Chatbots and compound intents

Rows of card catalog drawers
Classifiers put input into a single category. But what if that input belongs to two categories?

Chatbot developers want their bots to be able to handle as many types of user inputs as possible.  One core technique in chatbots is to classify user utterances into intents.   An intent signifies want the user wants to achieve and drives the way you respond.  “I want to cancel my last order” may be #cancel_order intent and “I want to check my points balance” may be #check_balance intent.  But what happens if the user has two intents in a single utterance, say “I want to cancel my last order and verify my points balance”?  We can reasonably assume the user wants both #cancel_order and #check_balance intents and we could consider this a compound intent.  Let’s dive into this problem space further.

Training-wise classifiers like those in chatbots perform best when there are clear distinctions between target classes.  (Chatbots use classifiers where the intents are the classes)  Training on compound intents blurs distinctions between the target classes leading to poorer performance on the individuals and the compounds.  In the worst case – where all combinations are allowed – complexity increases exponentially from n classes to 2^n classes.  Chat classifiers thus work best when trained on single intent utterances.  What does this mean for compound intents?

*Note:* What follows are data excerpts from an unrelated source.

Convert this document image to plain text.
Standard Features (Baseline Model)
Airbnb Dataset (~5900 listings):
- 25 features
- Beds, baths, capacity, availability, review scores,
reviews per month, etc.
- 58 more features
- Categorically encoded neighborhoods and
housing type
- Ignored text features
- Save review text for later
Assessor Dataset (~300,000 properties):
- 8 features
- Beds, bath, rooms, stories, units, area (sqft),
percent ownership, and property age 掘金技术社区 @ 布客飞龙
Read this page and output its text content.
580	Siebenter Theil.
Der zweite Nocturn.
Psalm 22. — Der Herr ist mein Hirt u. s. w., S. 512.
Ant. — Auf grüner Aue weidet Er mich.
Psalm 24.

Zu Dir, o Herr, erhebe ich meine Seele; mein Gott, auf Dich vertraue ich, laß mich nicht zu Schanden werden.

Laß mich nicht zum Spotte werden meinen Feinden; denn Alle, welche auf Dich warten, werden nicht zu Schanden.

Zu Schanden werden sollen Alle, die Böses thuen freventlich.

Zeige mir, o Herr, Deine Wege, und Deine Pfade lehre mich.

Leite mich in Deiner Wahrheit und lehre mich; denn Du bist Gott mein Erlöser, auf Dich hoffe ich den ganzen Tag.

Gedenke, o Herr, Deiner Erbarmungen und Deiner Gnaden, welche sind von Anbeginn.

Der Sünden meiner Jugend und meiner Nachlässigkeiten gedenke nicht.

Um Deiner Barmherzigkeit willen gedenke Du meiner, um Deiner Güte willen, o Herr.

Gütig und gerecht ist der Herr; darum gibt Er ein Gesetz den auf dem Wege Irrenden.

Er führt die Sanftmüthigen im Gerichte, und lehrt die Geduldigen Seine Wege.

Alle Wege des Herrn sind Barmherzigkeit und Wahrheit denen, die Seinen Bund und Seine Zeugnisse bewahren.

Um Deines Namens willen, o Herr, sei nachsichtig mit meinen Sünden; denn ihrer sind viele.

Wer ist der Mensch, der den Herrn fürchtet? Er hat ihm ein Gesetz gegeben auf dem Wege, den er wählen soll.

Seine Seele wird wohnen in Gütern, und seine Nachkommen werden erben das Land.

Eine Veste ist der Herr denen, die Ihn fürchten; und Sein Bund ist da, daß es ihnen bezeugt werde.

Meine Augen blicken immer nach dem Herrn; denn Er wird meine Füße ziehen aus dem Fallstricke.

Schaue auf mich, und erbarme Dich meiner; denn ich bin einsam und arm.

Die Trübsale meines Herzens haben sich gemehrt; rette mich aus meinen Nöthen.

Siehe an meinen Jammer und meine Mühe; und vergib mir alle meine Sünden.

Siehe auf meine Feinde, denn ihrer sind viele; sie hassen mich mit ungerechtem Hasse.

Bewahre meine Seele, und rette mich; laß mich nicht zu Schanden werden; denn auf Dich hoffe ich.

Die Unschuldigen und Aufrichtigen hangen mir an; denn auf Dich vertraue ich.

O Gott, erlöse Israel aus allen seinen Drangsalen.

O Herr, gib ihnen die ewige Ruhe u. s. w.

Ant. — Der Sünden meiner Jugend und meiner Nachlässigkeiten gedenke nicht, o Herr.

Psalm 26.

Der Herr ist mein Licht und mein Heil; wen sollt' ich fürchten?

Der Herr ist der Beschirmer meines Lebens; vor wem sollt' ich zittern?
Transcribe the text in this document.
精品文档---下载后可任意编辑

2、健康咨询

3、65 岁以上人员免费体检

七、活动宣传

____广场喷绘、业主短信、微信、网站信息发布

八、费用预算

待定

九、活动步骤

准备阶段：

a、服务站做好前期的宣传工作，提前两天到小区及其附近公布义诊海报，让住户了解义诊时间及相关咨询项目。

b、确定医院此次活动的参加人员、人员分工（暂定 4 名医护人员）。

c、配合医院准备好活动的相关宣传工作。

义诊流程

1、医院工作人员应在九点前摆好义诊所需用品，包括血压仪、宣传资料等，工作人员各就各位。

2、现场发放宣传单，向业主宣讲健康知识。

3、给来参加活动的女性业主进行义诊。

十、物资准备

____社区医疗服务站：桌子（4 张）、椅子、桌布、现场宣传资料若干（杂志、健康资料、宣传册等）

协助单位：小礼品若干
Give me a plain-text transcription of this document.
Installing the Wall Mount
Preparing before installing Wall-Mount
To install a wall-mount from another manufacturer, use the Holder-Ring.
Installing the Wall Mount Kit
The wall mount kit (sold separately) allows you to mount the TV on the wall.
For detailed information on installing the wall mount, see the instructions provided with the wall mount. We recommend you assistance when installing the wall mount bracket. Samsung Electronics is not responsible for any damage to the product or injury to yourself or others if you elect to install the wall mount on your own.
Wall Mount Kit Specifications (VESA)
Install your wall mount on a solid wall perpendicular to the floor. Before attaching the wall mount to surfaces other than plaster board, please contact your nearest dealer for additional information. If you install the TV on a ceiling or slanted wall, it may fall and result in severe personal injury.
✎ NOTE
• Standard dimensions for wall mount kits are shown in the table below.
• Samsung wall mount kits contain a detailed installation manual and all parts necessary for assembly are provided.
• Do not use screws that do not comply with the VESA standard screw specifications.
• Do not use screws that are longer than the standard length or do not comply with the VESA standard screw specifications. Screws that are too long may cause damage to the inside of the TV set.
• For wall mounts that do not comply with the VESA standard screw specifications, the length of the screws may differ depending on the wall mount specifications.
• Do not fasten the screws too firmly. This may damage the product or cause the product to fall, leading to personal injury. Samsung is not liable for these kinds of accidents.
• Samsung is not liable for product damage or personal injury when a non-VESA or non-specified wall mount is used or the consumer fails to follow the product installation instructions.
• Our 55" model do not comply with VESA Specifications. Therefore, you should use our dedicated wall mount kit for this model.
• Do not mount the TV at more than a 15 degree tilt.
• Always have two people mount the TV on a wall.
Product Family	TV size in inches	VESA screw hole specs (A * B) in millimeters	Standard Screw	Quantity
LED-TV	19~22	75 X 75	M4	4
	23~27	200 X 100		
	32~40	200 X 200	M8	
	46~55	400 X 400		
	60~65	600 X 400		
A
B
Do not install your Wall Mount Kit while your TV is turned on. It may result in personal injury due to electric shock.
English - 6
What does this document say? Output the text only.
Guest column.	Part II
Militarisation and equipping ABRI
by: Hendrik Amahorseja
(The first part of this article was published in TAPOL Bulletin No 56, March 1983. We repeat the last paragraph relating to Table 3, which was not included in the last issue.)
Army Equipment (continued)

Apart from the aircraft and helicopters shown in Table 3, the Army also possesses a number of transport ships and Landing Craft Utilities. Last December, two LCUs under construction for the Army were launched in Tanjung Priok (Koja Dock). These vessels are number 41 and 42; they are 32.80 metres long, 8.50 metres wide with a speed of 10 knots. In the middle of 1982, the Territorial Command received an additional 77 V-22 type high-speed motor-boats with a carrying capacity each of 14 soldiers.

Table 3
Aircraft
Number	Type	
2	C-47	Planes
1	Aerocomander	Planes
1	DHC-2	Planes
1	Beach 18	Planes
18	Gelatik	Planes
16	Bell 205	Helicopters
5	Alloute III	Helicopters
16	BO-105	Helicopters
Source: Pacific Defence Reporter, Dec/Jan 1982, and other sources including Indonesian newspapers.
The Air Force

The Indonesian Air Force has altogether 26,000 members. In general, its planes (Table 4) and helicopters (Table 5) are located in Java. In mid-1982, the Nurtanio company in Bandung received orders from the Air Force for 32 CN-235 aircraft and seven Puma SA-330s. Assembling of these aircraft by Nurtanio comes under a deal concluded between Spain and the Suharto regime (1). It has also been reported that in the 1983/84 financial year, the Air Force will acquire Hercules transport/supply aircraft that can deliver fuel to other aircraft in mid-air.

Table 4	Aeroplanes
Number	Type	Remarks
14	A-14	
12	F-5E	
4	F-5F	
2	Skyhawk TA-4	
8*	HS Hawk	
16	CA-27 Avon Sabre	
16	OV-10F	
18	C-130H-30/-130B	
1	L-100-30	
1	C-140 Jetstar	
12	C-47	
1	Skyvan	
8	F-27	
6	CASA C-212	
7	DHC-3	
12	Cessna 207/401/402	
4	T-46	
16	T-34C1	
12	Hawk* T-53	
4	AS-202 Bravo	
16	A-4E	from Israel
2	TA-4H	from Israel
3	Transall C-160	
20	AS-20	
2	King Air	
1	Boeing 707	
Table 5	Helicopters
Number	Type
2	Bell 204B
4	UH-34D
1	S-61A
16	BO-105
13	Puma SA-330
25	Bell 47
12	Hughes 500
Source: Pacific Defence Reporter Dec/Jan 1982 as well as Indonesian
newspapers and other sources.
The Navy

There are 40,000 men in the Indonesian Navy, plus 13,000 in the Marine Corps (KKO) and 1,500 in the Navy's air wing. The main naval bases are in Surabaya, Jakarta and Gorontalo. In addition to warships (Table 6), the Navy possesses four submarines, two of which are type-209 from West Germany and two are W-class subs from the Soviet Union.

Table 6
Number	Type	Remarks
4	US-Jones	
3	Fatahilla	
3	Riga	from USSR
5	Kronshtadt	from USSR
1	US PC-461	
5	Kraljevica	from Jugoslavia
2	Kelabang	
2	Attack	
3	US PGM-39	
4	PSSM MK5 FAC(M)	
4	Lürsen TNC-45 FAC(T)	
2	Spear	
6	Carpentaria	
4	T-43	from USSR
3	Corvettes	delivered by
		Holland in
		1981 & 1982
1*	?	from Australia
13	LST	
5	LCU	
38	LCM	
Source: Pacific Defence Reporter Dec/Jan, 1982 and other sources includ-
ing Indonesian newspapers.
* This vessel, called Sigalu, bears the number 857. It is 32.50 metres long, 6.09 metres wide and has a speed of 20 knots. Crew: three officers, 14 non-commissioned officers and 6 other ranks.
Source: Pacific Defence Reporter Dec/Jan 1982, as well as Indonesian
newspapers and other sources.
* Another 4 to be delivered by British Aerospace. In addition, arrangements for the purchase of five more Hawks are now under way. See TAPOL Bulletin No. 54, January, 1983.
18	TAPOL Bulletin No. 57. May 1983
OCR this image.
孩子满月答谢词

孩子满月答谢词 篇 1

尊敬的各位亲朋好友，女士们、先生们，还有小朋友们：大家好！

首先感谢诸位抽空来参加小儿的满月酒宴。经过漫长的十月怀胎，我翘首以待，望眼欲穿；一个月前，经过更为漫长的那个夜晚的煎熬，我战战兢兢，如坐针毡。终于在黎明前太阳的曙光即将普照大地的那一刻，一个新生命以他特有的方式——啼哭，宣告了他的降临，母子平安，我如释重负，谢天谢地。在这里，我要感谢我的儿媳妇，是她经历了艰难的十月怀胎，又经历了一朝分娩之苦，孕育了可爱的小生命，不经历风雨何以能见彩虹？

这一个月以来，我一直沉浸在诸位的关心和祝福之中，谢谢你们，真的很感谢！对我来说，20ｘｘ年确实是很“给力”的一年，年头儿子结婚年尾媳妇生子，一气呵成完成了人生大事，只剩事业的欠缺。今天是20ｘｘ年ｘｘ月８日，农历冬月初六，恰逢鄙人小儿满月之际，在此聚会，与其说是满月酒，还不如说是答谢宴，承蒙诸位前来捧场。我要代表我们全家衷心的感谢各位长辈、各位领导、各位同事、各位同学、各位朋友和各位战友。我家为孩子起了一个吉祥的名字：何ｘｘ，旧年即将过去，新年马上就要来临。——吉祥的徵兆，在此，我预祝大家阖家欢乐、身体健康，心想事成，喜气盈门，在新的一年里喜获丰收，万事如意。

Let’s assume a classifier well-trained on single intents.  For any utterance this classifier will return a list of candidate intents with associated confidence.  The way you detect compound intents is by “doing math” on the confidence scores.   Ideally our example “I want to cancel my last order and verify my points balance” scores highly on #cancel_order and #check_balance, and scores lowly on the other possible intents, and ideally there is a clear dividing line in the confidence scores.  The happy path for detecting compound intents has a cluster of high confidence intents cleanly separated from low confidence intents.

True positive example of compound intents

“I want to cancel my last order and verify my points balance”
#cancel_order (confidence 0.9053)
#check_balance (confidence 0.7393)
#modify_order (confidence 0.2704)
#payment_inquiry (confidence 0.2342)

Our initial hypothesis might be to return all intents over a certain confidence.  However this hypothesis can lead to false positive detection of compounds.  There can be a single intent utterance that the system is unsure about, leading to two relatively high confidence intents being clustered incorrectly incorrectly into a compound intent.  Falsely detecting a compound intent leads to a negative user experience.

False positive example of compound intents

“I want to verify my last order is cancelled”

#check_balance (confidence 0.7507)
#cancel_order (confidence 0.7273)
#modify_order (confidence 0.2739)
#payment_inquiry (confidence 0.2340)

In this case the user only wants to check the balance, however their utterance is closely classified against order cancellation as well.  The correct intent is still identified, but if we are trying to detect compound intents via confidence values, this looks even more like a compound intent than our first example!

Classification technology is wonderful at quickly sorting large numbers of data inputs into buckets via training on a representative small subset.    This post explores a boundary condition that chatbot classifiers struggle with.  From a design point of view you need to be aware of what mistakes your system can make and how you deal with them.  If your decision is to never attempt the detection of a compound intent you will live with false negatives (never detecting actual compound intents).  If you decide to attempt compound intent detection you will introduce false positives (detecting compound intents that never existed).  Both decisions affect your chatbot and your overall design.